Clinical and cephalometric studies of patients in Groups I and II confirmed that the primary therapeutic effect of FMA is the normalization of swallowing, but only after prior frenuloplasty in cases of ankyloglossia or short lingual ­frenulum.
Cephalometric imaging (lateral teleradiographs) showed improved sublingual bone positioning and the absence of double-contouring of the mandible in these groups.
No improvement in tongue posture was observed in Groups III and IV, and only 17.
6% of patients in Group IV developed an automated swallowing reflex.
We conclude that the use of the Froggy Mouth appliance is both appropriate and necessary as part of an interdisciplinary treatment strategy for patients with tongue frenulum anomalies, particularly when the tongue lies distally at the floor of the mouth.

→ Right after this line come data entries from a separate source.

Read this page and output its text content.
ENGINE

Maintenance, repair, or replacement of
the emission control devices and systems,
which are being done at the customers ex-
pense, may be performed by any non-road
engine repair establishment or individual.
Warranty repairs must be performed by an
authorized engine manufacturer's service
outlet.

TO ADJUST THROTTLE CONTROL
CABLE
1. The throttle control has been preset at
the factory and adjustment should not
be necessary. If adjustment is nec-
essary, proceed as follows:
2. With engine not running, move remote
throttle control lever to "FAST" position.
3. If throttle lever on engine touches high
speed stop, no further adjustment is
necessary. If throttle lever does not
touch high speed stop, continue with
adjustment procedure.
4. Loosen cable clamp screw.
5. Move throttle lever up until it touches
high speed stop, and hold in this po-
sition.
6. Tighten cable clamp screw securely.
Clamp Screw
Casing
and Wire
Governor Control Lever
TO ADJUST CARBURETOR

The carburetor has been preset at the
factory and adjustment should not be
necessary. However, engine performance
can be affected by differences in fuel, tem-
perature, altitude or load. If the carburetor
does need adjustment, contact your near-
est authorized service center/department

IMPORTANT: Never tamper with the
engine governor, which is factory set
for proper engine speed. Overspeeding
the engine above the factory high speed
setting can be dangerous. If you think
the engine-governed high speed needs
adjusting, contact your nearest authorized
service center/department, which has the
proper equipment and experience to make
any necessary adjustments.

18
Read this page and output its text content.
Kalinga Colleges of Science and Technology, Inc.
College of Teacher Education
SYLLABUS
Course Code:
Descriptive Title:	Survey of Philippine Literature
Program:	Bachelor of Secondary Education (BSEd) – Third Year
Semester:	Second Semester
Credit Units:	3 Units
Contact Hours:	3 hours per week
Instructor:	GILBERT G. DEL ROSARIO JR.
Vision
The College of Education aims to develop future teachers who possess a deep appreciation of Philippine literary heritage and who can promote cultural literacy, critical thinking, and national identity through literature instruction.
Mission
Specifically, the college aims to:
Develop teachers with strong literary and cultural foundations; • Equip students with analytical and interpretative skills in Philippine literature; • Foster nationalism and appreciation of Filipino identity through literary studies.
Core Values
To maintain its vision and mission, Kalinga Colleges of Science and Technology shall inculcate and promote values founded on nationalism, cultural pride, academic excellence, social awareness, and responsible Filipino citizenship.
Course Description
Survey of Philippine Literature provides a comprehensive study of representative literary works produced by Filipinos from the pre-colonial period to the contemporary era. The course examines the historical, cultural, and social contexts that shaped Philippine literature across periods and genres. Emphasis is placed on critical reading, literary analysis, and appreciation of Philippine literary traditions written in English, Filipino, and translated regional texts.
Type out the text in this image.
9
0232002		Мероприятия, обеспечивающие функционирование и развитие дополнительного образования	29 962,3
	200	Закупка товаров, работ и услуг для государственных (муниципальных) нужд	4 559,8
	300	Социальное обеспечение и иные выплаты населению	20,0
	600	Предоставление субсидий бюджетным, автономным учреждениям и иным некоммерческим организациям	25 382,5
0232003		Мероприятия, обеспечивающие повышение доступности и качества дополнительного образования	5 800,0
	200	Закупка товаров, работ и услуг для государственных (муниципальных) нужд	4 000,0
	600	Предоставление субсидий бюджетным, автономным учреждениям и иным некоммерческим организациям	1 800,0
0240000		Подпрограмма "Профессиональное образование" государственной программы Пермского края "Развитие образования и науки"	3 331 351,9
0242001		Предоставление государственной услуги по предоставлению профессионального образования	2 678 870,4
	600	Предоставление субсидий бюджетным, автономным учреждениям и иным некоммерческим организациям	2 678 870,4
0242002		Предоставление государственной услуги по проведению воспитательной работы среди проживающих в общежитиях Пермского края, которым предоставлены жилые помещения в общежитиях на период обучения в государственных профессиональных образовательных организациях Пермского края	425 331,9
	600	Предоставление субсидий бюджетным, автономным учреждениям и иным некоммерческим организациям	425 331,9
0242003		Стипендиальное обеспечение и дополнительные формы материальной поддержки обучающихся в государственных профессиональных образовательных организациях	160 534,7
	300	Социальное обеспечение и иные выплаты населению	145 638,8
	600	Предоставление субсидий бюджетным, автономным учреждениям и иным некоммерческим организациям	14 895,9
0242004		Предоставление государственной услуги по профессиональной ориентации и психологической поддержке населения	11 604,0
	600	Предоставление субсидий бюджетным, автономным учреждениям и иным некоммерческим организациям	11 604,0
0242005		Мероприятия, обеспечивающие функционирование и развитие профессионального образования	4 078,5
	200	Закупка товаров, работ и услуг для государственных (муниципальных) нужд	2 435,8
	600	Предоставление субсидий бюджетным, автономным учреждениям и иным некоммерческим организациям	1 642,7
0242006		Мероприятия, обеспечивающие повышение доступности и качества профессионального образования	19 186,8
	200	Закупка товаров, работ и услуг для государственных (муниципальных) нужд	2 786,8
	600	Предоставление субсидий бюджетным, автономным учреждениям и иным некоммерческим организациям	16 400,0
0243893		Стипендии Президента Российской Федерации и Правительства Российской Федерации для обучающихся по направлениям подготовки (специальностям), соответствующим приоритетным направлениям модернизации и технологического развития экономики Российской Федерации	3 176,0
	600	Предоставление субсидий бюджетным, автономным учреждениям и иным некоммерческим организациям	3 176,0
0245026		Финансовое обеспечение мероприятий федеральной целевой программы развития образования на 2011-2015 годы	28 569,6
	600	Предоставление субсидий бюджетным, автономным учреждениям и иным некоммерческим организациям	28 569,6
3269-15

In such cases, frenuloplasty should be the initial step.
The scientifically supported implementation of surgical correction (frenuloplasty) and myofunctional orthodontic technologies requires appropriate legal regulation at the legislative level.
This includes the incorporation of relevant provisions into clinical protocols, standards of care, and medical professional accreditation requirements.
The results of this study highlight not only the clinical effectiveness of these technologies but also the need for legal mechanisms that ensure an integrated, interdisciplinary approach to malocclusion treatment.
Conclusions.
When the tongue rests on the floor of the mouth and lies distally during growth periods, it fails to stimulate maxillary development, leading to impaired upper jaw growth, reduced nasal breathing, and compensatory mandibular displacement.
This results in the classic facial profile associated with Class II malocclusion, in line with Moss’s functional matrix theory.
For orthodontists, the formation of a normal swallowing pattern is crucial, as it enhances treatment effectiveness, shortens treatment duration, and prevents relapse.
Our results confirm the efficacy of Patrick Fellus’ labial therapy method: in the majority of patients, a normal swallowing pattern formed within 16 weeks following frenuloplasty.
This study underscores the need for regulatory and legal support for incorporating myofunctional technologies into clinical practice.
The integration of myofunctional appliances, such as the Froggy Mouth, into national health strategies requires an evidence-based interdisciplinary approach.
Legislative recognition of these technologies will support the harmonization of dental, functional, and general medical practices.